You can choose!
Read the article or watch the movie.
Both contain (almost) the same content.

I didn’t embed the video directly to avoid any tracking from Google and complications with the DSGVO.

I noticed a very interesting way how Dark Maus handles trees and vegetation. If you would give this assignment to me…

Assignment
Make a swaying tree.
You’re allowed to use TWO sprites.

…I think my initial reaction would be to just use two sprites as frame animation (left) or maybe to separate trunk and tree and animate it (right):


Source: Dark Maus
Assignment
Now make it in top-down perspective.

From top … this is a bit harder. Following my first thought this might look like below … not the most convincing animation I must confess.


Source: Dark Maus

Now we’re on the same page when it comes to how my mind was working when I saw the vegetation in Dark Maus:


Source: Dark Maus

As you can see, the wind moves the two sprites around but they stay aligned and the parallax effect creates perspective and depth (of course it could also be two textures on planes but as far as I know the game is pure 2D).

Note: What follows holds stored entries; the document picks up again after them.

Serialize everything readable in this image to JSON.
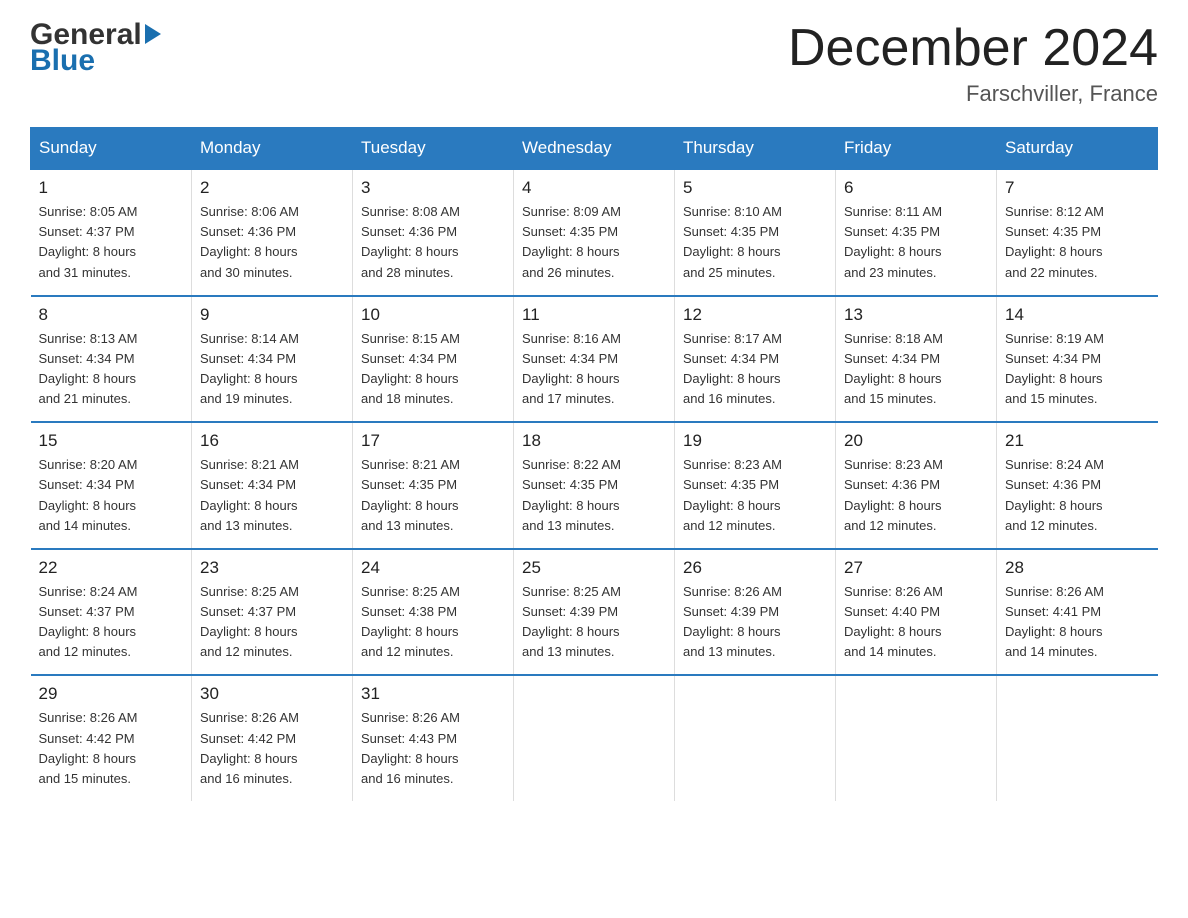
{
  "header": {
    "logo_general": "General",
    "logo_blue": "Blue",
    "title": "December 2024",
    "location": "Farschviller, France"
  },
  "days_of_week": [
    "Sunday",
    "Monday",
    "Tuesday",
    "Wednesday",
    "Thursday",
    "Friday",
    "Saturday"
  ],
  "weeks": [
    [
      {
        "num": "1",
        "sunrise": "8:05 AM",
        "sunset": "4:37 PM",
        "daylight": "8 hours and 31 minutes."
      },
      {
        "num": "2",
        "sunrise": "8:06 AM",
        "sunset": "4:36 PM",
        "daylight": "8 hours and 30 minutes."
      },
      {
        "num": "3",
        "sunrise": "8:08 AM",
        "sunset": "4:36 PM",
        "daylight": "8 hours and 28 minutes."
      },
      {
        "num": "4",
        "sunrise": "8:09 AM",
        "sunset": "4:35 PM",
        "daylight": "8 hours and 26 minutes."
      },
      {
        "num": "5",
        "sunrise": "8:10 AM",
        "sunset": "4:35 PM",
        "daylight": "8 hours and 25 minutes."
      },
      {
        "num": "6",
        "sunrise": "8:11 AM",
        "sunset": "4:35 PM",
        "daylight": "8 hours and 23 minutes."
      },
      {
        "num": "7",
        "sunrise": "8:12 AM",
        "sunset": "4:35 PM",
        "daylight": "8 hours and 22 minutes."
      }
    ],
    [
      {
        "num": "8",
        "sunrise": "8:13 AM",
        "sunset": "4:34 PM",
        "daylight": "8 hours and 21 minutes."
      },
      {
        "num": "9",
        "sunrise": "8:14 AM",
        "sunset": "4:34 PM",
        "daylight": "8 hours and 19 minutes."
      },
      {
        "num": "10",
        "sunrise": "8:15 AM",
        "sunset": "4:34 PM",
        "daylight": "8 hours and 18 minutes."
      },
      {
        "num": "11",
        "sunrise": "8:16 AM",
        "sunset": "4:34 PM",
        "daylight": "8 hours and 17 minutes."
      },
      {
        "num": "12",
        "sunrise": "8:17 AM",
        "sunset": "4:34 PM",
        "daylight": "8 hours and 16 minutes."
      },
      {
        "num": "13",
        "sunrise": "8:18 AM",
        "sunset": "4:34 PM",
        "daylight": "8 hours and 15 minutes."
      },
      {
        "num": "14",
        "sunrise": "8:19 AM",
        "sunset": "4:34 PM",
        "daylight": "8 hours and 15 minutes."
      }
    ],
    [
      {
        "num": "15",
        "sunrise": "8:20 AM",
        "sunset": "4:34 PM",
        "daylight": "8 hours and 14 minutes."
      },
      {
        "num": "16",
        "sunrise": "8:21 AM",
        "sunset": "4:34 PM",
        "daylight": "8 hours and 13 minutes."
      },
      {
        "num": "17",
        "sunrise": "8:21 AM",
        "sunset": "4:35 PM",
        "daylight": "8 hours and 13 minutes."
      },
      {
        "num": "18",
        "sunrise": "8:22 AM",
        "sunset": "4:35 PM",
        "daylight": "8 hours and 13 minutes."
      },
      {
        "num": "19",
        "sunrise": "8:23 AM",
        "sunset": "4:35 PM",
        "daylight": "8 hours and 12 minutes."
      },
      {
        "num": "20",
        "sunrise": "8:23 AM",
        "sunset": "4:36 PM",
        "daylight": "8 hours and 12 minutes."
      },
      {
        "num": "21",
        "sunrise": "8:24 AM",
        "sunset": "4:36 PM",
        "daylight": "8 hours and 12 minutes."
      }
    ],
    [
      {
        "num": "22",
        "sunrise": "8:24 AM",
        "sunset": "4:37 PM",
        "daylight": "8 hours and 12 minutes."
      },
      {
        "num": "23",
        "sunrise": "8:25 AM",
        "sunset": "4:37 PM",
        "daylight": "8 hours and 12 minutes."
      },
      {
        "num": "24",
        "sunrise": "8:25 AM",
        "sunset": "4:38 PM",
        "daylight": "8 hours and 12 minutes."
      },
      {
        "num": "25",
        "sunrise": "8:25 AM",
        "sunset": "4:39 PM",
        "daylight": "8 hours and 13 minutes."
      },
      {
        "num": "26",
        "sunrise": "8:26 AM",
        "sunset": "4:39 PM",
        "daylight": "8 hours and 13 minutes."
      },
      {
        "num": "27",
        "sunrise": "8:26 AM",
        "sunset": "4:40 PM",
        "daylight": "8 hours and 14 minutes."
      },
      {
        "num": "28",
        "sunrise": "8:26 AM",
        "sunset": "4:41 PM",
        "daylight": "8 hours and 14 minutes."
      }
    ],
    [
      {
        "num": "29",
        "sunrise": "8:26 AM",
        "sunset": "4:42 PM",
        "daylight": "8 hours and 15 minutes."
      },
      {
        "num": "30",
        "sunrise": "8:26 AM",
        "sunset": "4:42 PM",
        "daylight": "8 hours and 16 minutes."
      },
      {
        "num": "31",
        "sunrise": "8:26 AM",
        "sunset": "4:43 PM",
        "daylight": "8 hours and 16 minutes."
      },
      null,
      null,
      null,
      null
    ]
  ],
  "labels": {
    "sunrise": "Sunrise:",
    "sunset": "Sunset:",
    "daylight": "Daylight:"
  }
}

My first impression was that it looks like leaf-layers visualizing a slightly bending tree. Here’s an example for what I mean:


Source: Dark Maus
Interpretation
What do you see?

You might state that the lower sprite is “just” the shadow of the tree which of course is another view on the things. I like that it’s a bit open for interpretation.
Either way the smaller plants show this clearer because there the upper and lower layer look sometimes very different:


Source: Dark Maus

I think it’s a very nice idea and it’s fascinating how much depth is achieved by using two sprites instead of only one (see the example below).


Source: Dark Maus

The parallax effect sells it soooo much.

♡♡♡

Another really nice trick: If you have a big tree and look from top-down, its leafs would occlude the player as he walks nearby. The obvious solution is to remove the leafs and just render a trunk but this would make the tree look dried out … or you do it like in the game:


Source: Dark Maus

Isn’t that nice? Just the leaf-shadows are enough to tell the story of a leafy tree but by not showing them directly you avoid that the player gets occluded. Nicely done! :)

Side Note
A tiny additional information.

Speaking of leaf-shadows: Some time ago Kosmonautblog revealed in this great article that you can turn off all shadows in Tomb Raider you still see leaf shadows!

Source: Tomb Raider

It seems that these are “just” projected textures and not “real” shadows.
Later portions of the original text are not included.